On the other hand, there is legitimate criticism that fashion brands have not sufficiently prioritised due diligence in their supply chains and that a lack of transparency continues to plague the global fashion industry due to collective inaction and irresponsibility.
Felicitas Weber, KnowTheChain project director at the Business and Human Rights Resource Centre — a publisher of benchmark reports on global supply chains for the apparel and footwear industries — said that brands complicit in this system in more ways than one.
“A lot of times supply chains are really very complex, but that is also a choice: How complex do you want to make your supply chains? We’ve seen some companies trying to reduce the complexity in their supply chains, working with key suppliers and having longer-term relationships [to increase transparency],” she said.
But even in cases where serious human rights violations are alleged, brands will find it difficult to be compliant with new American and European laws in a timely manner. Given the complexity of the issue and the growing support of the draft legislation, what do brands need to do now to start moving in the right direction?
What’s Happening in Xinjiang
First, executives need a better understanding of the issue and assign it a higher priority.
“I don’t think, for the most part, brands are intentionally not trying, it’s just that there are so many other things to worry about, perhaps it’s not on the top of their priority list,” explained Melanie DiSalvo, who founded sustainable supply chain consultancy Virtue + Vice after building a career sourcing for major retailers like Target and Walmart.
Nevertheless, as 2020 dawned, many apparel brands had already taken steps to distance themselves from sourcing and manufacturing in Xinjiang. More than one million people are believed by human rights groups, including the UN Committee on the Elimination of Racial Discrimination, to have been detained there in what the Chinese government has described as a “re-education” programme, with a “training” element that sees Uighur detainees work in manufacturing plants and agricultural enterprises.
According to the Chinese authorities, this “training” will help Uighurs obtain gainful employment and earn higher wages than they may be able to otherwise. However, many international governmental and human rights groups, including United Nations human rights officials, remain sceptical of this explanation, calling on Chinese authorities to close its Xinjiang camps and end its broader “crackdown” on the Uighur people.
But extricating a fashion company’s supply chain from this one problematic area on China’s northwest frontier has proven more difficult than it first seemed. While it is relatively easy to pivot away from apparel or footwear manufacturers in the region, it is much harder to avoid Xinjiang cotton, which is deeply entwined in the global fashion supply chain.
China is the world’s largest producer of cotton and, according to China’s National Bureau of Statistics, 74.4 percent of its cotton is produced in Xinjiang. There are widespread allegations that forced Uighur labour is being used to pick at least some of it.
Transferred workers are assigned minders and have limited freedom of movement.

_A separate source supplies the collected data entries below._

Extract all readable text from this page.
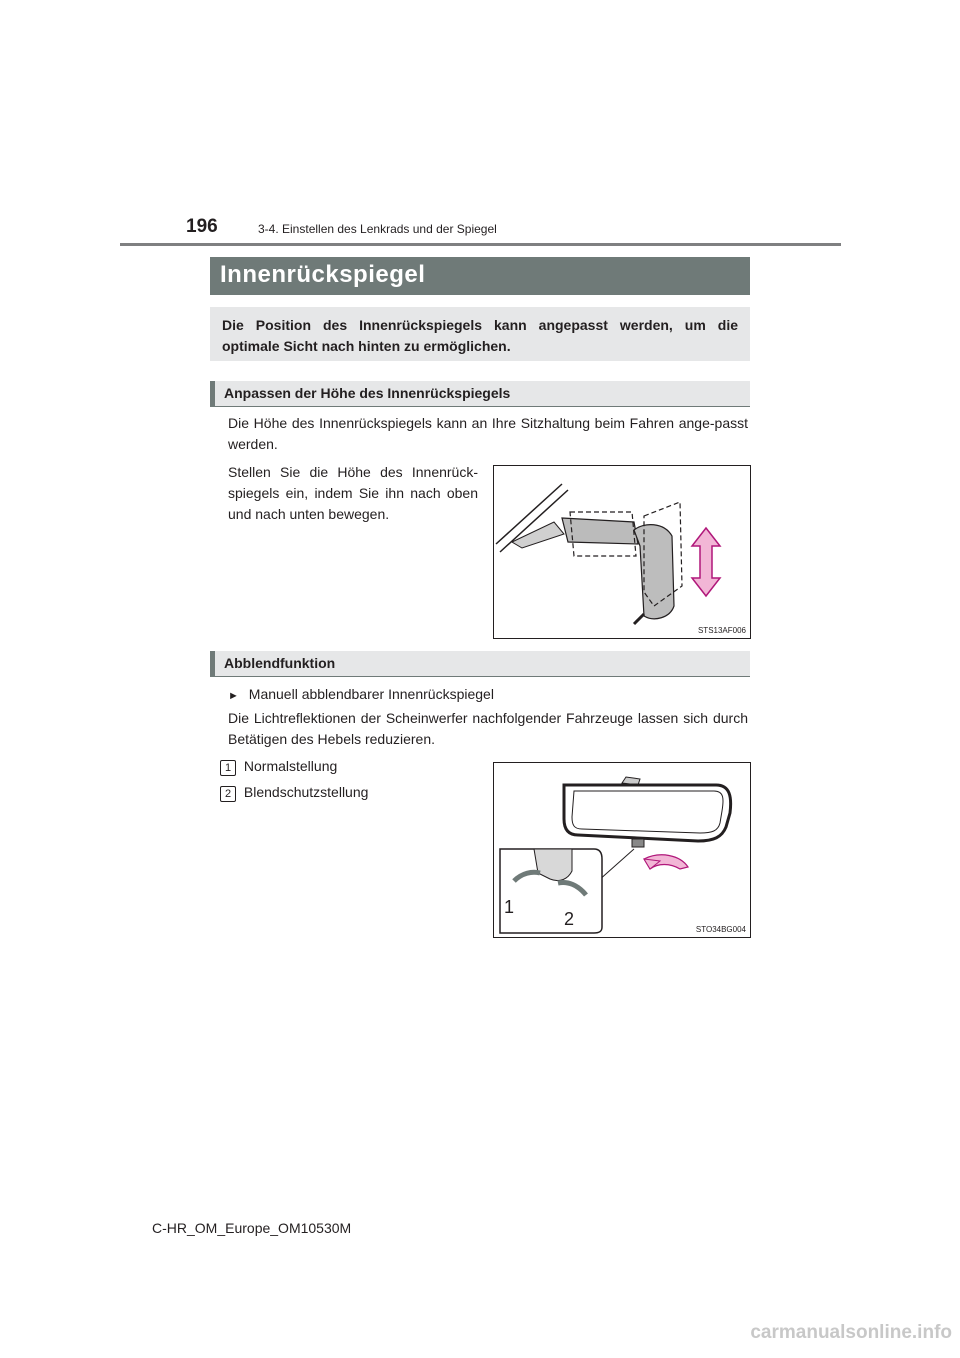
196	3-4. Einstellen des Lenkrads und der Spiegel
Innenrückspiegel
Die Position des Innenrückspiegels kann angepasst werden, um die
optimale Sicht nach hinten zu ermöglichen.
Anpassen der Höhe des Innenrückspiegels
Die Höhe des Innenrückspiegels kann an Ihre Sitzhaltung beim Fahren ange-passt werden.
Stellen Sie die Höhe des Innenrück-spiegels ein, indem Sie ihn nach oben und nach unten bewegen.
STS13AF006
Abblendfunktion
► Manuell abblendbarer Innenrückspiegel
Die Lichtreflektionen der Scheinwerfer nachfolgender Fahrzeuge lassen sich durch Betätigen des Hebels reduzieren.
1 Normalstellung
2 Blendschutzstellung
1
2
STO34BG004
C-HR_OM_Europe_OM10530M
carmanualsonline.info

Cotton from Xinjiang is then shipped to yarn spinners not only throughout China but offshore to other garment production hubs in Bangladesh, Cambodia and Vietnam. It is also combined, in many cases, with cotton from other regions to blur its origins, making it difficult for fashion companies to track to its source.
“It’s really difficult to trace cotton and raw materials because they do get mixed up in the process,” DiSalvo said, adding that it can be even harder for small, independent brands to be able to decipher the origins of their cotton.
“If your orders are so tiny you are buying ready-made fabrics, it’s impossible for you to say whether the process of that fabric was done in a perfect way.”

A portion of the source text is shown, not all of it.